Beberapa berpendapat bahwa hal itu sama pentingnya bagi perempuan yang bekerja sebagai cuti melahirkan, sementara yang lain mengatakan bahwa hal itu membuat perempuan kurang mampu daripada laki-laki dan dapat menyebabkan diskriminasi lebih lanjut.
Jepang memperkenalkan kebijakan cuti haid pada tahun 1947 untuk mengatasi masalah hak-hak tenaga kerja.
Setidaknya selama satu dekade, pekerja pabrik perempuan telah diberikan cuti untuk memberi mereka penangguhan dari kerja keras dan kondisi sanitasi yang buruk, sambil berjuang dengan nyeri haid.
Baca Juga: Hati-Hati! Inilah Minuman yang Harus Dihindari Saat Menstruasi
Setelah kekalahan Jepang dalam Perang Dunia II, negara tersebut menulis cuti dalam undang-undang ketenagakerjaan yang baru sebagai hak untuk semua karyawan wanita yang menstruasinya "sangat sulit".

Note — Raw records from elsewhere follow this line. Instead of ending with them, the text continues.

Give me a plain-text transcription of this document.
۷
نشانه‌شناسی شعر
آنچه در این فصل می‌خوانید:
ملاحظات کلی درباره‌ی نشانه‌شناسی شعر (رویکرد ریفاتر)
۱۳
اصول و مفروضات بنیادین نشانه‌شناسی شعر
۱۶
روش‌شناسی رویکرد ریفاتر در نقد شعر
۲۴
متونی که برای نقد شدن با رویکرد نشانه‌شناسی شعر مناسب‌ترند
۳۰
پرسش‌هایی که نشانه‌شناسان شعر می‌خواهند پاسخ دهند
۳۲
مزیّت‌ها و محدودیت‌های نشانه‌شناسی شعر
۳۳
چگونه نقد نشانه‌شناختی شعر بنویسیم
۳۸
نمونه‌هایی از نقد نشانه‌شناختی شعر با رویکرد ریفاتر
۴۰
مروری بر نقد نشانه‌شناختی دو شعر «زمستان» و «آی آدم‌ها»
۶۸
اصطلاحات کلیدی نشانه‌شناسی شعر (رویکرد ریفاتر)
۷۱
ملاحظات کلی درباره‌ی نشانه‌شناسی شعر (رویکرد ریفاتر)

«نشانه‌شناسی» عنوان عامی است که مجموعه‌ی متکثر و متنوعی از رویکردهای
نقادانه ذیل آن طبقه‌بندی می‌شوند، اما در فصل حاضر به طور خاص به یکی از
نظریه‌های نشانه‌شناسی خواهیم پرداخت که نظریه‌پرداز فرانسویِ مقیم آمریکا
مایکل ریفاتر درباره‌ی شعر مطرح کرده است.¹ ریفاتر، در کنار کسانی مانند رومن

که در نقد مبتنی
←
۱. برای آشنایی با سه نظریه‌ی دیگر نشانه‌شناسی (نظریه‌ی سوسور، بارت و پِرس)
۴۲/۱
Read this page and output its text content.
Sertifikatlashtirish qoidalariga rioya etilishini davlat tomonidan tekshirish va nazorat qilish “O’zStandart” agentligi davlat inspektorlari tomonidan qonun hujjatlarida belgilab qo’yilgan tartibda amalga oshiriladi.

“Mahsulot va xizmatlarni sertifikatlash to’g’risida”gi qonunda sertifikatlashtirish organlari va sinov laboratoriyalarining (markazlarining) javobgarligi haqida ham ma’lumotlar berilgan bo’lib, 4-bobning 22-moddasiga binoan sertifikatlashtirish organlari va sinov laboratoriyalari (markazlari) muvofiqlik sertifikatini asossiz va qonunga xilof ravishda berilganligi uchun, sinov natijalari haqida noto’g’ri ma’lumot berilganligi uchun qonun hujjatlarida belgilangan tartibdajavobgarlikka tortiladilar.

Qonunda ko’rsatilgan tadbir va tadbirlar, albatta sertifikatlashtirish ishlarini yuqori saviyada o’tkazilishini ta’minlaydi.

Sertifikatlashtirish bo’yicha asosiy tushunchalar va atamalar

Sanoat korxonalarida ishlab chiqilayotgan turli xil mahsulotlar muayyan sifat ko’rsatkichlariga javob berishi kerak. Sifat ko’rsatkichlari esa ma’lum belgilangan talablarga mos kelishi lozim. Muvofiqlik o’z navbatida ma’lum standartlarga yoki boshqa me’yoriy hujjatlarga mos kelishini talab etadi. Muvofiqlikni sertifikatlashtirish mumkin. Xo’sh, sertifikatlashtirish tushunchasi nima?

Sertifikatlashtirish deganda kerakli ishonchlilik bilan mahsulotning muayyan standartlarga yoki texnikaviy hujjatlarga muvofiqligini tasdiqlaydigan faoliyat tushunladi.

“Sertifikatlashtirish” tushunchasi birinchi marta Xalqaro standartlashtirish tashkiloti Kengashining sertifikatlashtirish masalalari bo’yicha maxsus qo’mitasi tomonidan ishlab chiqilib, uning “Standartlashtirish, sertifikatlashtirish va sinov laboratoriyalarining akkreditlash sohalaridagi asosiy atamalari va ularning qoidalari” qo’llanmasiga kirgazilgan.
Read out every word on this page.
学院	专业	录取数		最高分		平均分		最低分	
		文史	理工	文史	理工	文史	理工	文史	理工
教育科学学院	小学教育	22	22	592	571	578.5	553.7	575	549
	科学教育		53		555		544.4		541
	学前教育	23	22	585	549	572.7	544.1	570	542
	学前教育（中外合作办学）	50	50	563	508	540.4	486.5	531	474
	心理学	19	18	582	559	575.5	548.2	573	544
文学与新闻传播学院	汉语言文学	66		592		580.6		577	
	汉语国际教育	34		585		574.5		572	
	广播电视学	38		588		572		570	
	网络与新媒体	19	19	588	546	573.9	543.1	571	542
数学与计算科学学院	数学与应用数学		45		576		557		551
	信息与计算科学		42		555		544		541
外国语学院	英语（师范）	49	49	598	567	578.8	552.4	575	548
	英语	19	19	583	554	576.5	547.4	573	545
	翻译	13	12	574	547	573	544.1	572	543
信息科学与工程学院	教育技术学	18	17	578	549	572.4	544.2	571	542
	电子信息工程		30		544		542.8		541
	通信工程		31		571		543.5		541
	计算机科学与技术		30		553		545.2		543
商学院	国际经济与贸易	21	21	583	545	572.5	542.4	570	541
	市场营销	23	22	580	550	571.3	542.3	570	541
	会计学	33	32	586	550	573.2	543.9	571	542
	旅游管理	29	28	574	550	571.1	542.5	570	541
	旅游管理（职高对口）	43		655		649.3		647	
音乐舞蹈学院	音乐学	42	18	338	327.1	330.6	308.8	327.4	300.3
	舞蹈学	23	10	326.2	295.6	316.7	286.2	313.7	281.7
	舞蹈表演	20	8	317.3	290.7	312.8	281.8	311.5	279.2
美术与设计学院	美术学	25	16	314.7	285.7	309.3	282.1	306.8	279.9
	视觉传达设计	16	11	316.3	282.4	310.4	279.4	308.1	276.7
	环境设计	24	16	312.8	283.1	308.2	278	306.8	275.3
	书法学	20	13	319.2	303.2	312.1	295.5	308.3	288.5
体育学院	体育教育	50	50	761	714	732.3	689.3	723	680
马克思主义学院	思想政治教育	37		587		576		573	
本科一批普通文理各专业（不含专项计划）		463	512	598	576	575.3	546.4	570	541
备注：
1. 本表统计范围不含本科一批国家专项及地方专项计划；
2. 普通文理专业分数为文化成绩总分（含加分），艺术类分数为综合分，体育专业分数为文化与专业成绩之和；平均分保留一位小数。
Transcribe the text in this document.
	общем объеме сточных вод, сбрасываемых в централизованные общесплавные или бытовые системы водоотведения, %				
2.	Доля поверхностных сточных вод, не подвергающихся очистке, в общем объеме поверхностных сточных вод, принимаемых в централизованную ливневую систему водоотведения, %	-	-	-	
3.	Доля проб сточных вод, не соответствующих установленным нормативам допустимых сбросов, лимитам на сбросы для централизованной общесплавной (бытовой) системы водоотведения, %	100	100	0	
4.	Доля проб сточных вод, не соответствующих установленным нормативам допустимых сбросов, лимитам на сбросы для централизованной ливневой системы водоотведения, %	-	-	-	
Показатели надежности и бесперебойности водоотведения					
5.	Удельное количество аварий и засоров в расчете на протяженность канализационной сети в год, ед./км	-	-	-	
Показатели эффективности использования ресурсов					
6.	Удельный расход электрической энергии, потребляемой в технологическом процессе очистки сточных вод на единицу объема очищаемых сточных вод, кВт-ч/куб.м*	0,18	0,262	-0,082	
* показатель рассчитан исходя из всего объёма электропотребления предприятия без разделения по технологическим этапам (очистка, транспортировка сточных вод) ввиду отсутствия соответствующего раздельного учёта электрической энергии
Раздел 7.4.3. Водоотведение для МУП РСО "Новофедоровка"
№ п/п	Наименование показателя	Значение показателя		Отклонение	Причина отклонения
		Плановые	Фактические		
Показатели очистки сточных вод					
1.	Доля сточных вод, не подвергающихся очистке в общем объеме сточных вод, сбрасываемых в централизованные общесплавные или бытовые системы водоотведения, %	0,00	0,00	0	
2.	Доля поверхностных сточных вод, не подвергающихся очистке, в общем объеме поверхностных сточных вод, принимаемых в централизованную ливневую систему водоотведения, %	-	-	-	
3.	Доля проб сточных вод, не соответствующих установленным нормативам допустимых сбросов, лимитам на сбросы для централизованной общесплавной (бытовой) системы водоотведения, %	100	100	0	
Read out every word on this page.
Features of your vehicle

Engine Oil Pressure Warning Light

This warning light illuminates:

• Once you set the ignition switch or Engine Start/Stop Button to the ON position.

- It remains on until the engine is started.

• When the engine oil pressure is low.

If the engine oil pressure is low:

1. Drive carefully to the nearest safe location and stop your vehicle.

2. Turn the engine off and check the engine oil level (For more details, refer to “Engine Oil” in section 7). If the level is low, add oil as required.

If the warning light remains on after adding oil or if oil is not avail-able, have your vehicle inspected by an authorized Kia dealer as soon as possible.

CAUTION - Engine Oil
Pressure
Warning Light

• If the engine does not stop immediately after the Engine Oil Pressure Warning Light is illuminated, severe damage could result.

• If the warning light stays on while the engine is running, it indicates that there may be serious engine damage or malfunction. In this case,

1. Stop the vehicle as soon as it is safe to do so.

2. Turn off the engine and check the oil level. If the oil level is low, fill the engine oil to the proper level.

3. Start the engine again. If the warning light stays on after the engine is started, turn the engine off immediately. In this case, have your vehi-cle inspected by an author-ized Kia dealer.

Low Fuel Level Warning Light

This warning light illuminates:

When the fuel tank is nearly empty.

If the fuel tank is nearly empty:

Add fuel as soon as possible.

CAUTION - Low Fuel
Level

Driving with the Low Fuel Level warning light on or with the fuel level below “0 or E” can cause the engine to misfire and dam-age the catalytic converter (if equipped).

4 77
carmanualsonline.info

Pada awalnya, ada peningkatan yang relatif tinggi - sekitar 26% pada tahun 1965, menurut media lokal . Perkiraan bervariasi pada proporsi wanita di seluruh dunia yang mengalami dismenore, atau nyeri haid yang sangat parah sehingga mengganggu aktivitas sehari-hari, tetapi semuanya menunjukkan bahwa itu adalah kondisi yang umum.
Seiring berjalannya waktu, lebih sedikit wanita yang mengambil pilihan. Sebuah survei pemerintah Jepang pada tahun 2017 menemukan bahwa hanya 0,9% karyawan wanita yang mengklaim cuti haid.